According to the Human Rights Watch news article titled “Gaza’s Blocked Relief,” after Oct. 7, Israel blocked off water, electricity, fuel, and humanitarian aid and restricted food from entering Gaza via Israel and even through Egypt; as of Oct. 30, humanitarian aid is still restricted, the news article said.
As documented in previous years and recently in Human Rights Watch’s news press releases but denied by the Israeli Defense Forces (IDF), Israel has fired illegal white phosphorus over civilian areas like Gaza City port; this incendiary weapon ignites when exposed to oxygen and causes severe, life-altering burns that have led to “respiratory damage and organ failure” and tends to burn everything it comes in contact with.
Despite how about half of the 2.3 million Gazans are children, the bombing of apartment buildings, schools, mosques, churches, media centers, refugee camps, and hospitals is passed off as the human cost of war. When asked about mounting civilian casualties, President Joseph Biden had “no confidence” in the death toll from the Gaza Health Ministry and passed it off as the “price of waging a war,” according to a White House press conference on Oct. 25.

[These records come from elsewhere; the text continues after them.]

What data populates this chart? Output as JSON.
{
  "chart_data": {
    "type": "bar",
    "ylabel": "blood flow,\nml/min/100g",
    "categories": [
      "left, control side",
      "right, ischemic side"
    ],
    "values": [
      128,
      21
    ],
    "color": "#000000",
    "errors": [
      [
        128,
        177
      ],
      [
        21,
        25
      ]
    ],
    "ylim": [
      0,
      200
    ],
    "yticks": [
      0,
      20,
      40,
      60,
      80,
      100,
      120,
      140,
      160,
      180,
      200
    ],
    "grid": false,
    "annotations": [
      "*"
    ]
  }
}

Israel’s actions are sickening, but not surprising. According to the Times of Israel, Defense Minister Yoav Gallant said that Israel imposed a “complete siege” on the entire Gazan population because Israel is “fighting human animals” and “are acting accordingly,” Gallant said. Collective punishment is a war crime, according to the Geneva Convention. What is surprising is the Western world’s indifference to what the Center for Constitutional Rights, a nonprofit legal advocacy organization, calls an “unfolding genocide.” Even Israeli human rights organization B’Tselem and others like Amnesty International and Human Rights Watch call this an apartheid regime.
To take action, we need to inform ourselves. When we become equipped with the knowledge of what is truly happening in Palestine, we then need to pressure our government not only to call for an immediate ceasefire in the region, but to also stop sending military aid to Israel, impose sanctions on their government, call for an end to Israel’s illegal occupation, and condemn the terrorism the Israeli government is inflicting on Palestinians in Gaza and the West Bank on a daily basis.
Correction: A previous version of this article misattributed a statement from the Geneva Convention to the Times of Israel, stating, “According to the Times of Israel, Israel is imposing collective punishment—an international war crime—on the entire Gazan population because, in the words of the Israeli Defense Minister Yoav Gallant, Israel is ’fighting human animals” and “are acting accordingly.’” The correct text should be, “According to the Times of Israel, Defense Minister Yoav Gallant said that Israel imposed a ’complete siege’ on the entire Gazan population because Israel is ‘fighting human animals’ and ‘are acting accordingly.’ Collective punishment is a war crime, according to the Geneva Convention.”